According to the latter, a 2005 Federal Open Market Committee meeting where the Fed was briefed on potential dangers posed by the mortgage system and housing market and were told that “even in the face of a large drop in housing prices, the national mortgage system might bend but would likely not break and that neither borrowers nor lenders appeared particularly shaky at that time”.  Fair enough.  The Fed felt that the market’s underlying fundamentals were still strong, and that “it was hard for many FOMC participants, in the summer of 2005, to ascribe substantial conviction to the proposition that overvaluation in the housing market posed the major systemic risks that it did.”

Now fastforward to 2006 when “FOMC  participants expressed nervousness about the growing “ingenuity” of the mortgage sector”.   Particularly the issues of negative amortization and “nontraditional lending practices” that were based upon the assumption that home values would continue to rise.  At this time Bernanke says that he felt home prices would decline, but that the decline would be a healthy correction.

In 2007 the FOMC noted that “the subprime market in particular was very unsettled and reflected deteriorating fundamentals in the housing market.”  By August 2007, “participants expressed concern that the effects of subprime developments could spread to other sectors and noted that we had been repeatedly surprised by the depth and duration of the deterioration of these markets.”

By the Fall of 2008, Lehman Brothers collapsed, and there had been considerable debate about whether the government should undertake a bailout or not.  Bernanke says he favored a solution that “would involve tools such as a robust resolution authority and a capital injection program, neither of which was authorized at that time.”

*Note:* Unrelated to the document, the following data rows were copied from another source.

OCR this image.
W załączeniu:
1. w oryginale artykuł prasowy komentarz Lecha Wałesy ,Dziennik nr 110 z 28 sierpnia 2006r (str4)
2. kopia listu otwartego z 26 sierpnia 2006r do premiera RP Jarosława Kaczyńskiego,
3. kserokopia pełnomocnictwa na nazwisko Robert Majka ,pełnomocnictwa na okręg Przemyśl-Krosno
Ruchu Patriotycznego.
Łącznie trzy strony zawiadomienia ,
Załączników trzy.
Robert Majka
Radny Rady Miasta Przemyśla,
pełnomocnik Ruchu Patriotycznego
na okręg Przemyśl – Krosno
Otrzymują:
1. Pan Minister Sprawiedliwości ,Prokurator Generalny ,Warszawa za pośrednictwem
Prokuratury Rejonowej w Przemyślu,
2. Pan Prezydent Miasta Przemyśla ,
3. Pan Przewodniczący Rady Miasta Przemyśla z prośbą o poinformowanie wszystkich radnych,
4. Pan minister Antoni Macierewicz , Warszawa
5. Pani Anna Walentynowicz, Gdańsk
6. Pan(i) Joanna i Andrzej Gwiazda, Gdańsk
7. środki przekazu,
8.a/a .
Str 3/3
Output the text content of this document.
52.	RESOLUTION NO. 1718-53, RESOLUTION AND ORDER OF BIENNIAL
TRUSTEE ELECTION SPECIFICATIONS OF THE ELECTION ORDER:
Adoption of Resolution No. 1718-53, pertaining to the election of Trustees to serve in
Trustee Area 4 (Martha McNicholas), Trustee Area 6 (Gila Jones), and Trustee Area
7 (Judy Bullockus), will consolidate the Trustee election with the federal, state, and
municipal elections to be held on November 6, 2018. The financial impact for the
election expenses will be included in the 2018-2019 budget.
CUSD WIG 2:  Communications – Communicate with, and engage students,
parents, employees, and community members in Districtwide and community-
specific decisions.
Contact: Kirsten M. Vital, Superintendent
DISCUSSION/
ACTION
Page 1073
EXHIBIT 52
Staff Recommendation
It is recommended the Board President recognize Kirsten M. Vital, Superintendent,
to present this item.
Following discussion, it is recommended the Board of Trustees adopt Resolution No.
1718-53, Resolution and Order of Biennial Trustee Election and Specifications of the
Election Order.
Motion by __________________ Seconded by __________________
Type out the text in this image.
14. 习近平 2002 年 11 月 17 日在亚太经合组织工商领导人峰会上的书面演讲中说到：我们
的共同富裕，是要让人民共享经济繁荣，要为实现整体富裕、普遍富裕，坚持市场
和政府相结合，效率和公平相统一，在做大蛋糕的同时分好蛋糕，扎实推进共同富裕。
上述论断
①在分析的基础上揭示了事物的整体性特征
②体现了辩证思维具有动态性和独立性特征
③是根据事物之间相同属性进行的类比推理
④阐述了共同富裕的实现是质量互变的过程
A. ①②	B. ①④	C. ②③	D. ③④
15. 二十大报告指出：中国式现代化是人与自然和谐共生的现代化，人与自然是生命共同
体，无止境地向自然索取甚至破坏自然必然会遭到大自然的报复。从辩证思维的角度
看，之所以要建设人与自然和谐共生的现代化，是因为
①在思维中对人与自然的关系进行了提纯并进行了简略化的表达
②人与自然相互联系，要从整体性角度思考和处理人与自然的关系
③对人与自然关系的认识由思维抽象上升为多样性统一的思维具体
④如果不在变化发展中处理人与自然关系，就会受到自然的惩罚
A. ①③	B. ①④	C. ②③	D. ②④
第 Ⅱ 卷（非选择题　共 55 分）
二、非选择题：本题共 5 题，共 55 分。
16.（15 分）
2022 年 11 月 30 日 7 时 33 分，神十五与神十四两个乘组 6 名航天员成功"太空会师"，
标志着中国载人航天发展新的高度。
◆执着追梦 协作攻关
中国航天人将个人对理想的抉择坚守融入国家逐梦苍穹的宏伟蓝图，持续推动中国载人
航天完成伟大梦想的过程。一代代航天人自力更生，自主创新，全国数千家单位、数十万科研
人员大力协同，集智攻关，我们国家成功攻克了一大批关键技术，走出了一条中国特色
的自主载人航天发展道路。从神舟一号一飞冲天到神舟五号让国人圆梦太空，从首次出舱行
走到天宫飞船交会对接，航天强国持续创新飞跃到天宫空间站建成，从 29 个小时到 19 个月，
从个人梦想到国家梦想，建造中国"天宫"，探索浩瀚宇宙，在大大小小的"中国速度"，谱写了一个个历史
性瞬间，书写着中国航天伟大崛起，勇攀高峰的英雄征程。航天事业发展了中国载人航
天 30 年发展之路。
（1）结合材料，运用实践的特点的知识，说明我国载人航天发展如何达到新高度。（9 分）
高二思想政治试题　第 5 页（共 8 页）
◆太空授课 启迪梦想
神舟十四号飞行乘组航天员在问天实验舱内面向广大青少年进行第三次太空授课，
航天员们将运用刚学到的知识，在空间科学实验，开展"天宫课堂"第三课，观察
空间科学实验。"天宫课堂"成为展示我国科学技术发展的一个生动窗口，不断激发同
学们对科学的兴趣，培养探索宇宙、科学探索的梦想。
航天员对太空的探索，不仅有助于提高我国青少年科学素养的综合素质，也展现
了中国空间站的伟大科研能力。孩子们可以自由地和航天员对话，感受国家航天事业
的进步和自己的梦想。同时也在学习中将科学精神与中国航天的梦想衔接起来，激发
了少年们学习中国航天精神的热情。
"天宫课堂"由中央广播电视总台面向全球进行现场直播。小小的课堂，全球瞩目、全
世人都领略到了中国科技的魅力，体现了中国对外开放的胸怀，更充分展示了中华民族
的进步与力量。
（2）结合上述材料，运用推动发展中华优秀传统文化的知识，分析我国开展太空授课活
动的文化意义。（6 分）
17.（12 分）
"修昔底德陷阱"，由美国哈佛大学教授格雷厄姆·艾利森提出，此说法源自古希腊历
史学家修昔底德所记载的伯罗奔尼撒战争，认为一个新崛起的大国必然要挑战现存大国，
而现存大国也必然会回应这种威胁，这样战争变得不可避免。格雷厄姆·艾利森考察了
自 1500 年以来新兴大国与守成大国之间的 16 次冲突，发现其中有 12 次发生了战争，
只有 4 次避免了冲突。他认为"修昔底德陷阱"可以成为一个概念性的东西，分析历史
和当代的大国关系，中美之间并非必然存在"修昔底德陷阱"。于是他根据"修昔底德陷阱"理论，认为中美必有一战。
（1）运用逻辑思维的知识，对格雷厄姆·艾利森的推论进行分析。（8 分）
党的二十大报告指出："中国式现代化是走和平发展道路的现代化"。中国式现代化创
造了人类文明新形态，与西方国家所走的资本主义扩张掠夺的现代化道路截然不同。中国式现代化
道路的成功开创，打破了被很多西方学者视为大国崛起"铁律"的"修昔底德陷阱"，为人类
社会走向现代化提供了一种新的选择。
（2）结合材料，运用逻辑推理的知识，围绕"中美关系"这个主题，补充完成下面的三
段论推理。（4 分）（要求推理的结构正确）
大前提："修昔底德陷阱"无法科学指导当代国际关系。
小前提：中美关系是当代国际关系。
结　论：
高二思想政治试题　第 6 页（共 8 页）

What I see here is a clear pattern of slowly increasing recognition that something might be wrong with the economy, and a failure to take steps to do anything about it before it was too late.  To me the Fed failing to see the impending economic crisis is something along the lines of the C.I.A. failing to see the coming collapse of communism: an epic failure that should really lead to an examination and overhaul of the institution itself.